Posted By: AlyKhanSatchu (May 10, 2009 at 3:14 AM)

The President's Financial markets agenda is frankly difficult to fathom. I genuinely hope that this Dinner marks a shift in a meaningful way and not a tonal shift. The Confetti rescue written by Paulson was passed without any changes to Secretary Geithner, The recent rally has the fingerprint evidence of a vicious short squeeze so to assume the markets have validated the Stress Test probably a stretch. One finds more nuance in recent developments, however, the Unguaranteed Debt Issuance hurdle was  surely welcome because otherwise it remains a culture of troughs and dependency.

The Presidency is neatly pirouetted on the Economy. His Political capital is the most valuable and a second Rescue of the magnititude of the first, will be fraught with political risk.

However, there is now and clear and incontrovertible evidence that this Confetti Rescue is on a very short leash. The Dollar is getting spanked. US Yields blew through Bernanke's line in the sand at or around 3.05% in Ten year yields.
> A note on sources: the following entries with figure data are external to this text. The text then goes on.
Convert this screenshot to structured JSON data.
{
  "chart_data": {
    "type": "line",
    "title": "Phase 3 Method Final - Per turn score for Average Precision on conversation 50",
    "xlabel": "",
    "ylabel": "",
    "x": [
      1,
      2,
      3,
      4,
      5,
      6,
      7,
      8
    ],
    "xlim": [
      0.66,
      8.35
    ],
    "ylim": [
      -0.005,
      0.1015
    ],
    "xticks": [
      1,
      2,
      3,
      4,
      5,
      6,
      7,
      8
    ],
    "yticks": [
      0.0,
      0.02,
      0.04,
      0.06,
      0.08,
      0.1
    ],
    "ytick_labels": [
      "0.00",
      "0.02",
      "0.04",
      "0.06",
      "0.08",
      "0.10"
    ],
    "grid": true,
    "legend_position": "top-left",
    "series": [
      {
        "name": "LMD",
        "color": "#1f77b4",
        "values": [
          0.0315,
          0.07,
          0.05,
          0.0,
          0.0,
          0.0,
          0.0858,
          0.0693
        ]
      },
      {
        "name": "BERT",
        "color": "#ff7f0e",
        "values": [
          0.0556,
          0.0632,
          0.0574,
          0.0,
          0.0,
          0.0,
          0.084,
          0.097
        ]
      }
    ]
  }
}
And the Chinese having been buying Physical assets [Copper and Gold] as if there was no tomorrow. These are important signifiers that the Recovery Capital is not infinite that Geithner's bet on the Banks trading their way out of this mess, is just that a Hail Mary pass and another example of endemically unsound risk management.

The President did well to challenge the Economic Theory he inherited lock stock and barrel.

Aly-Khan Satchu

www.rich.co.ke


Posted By: Bornagaindem (May 8, 2009 at 7:38 AM)

Makes you wish we had a president that was more than a figure head, alas what we get is an empty suit that runs around pretending to listen and a Washington whose only message is "we are owned body and soul by wall street -get over it.

Maybe after a while the public will get that electing a man who has done nothing in his life except be the son of a president like Bush who then proceeded to majorly screw us with his war for fun mentality and following him  with a man who has done nothing in his life except run for office (over and over and over again) who is now proceeding to majorly rob us blind in order to prop up the friends that paid for his office is not a good idea and we can stop electing american idols. But I won't hold my breath.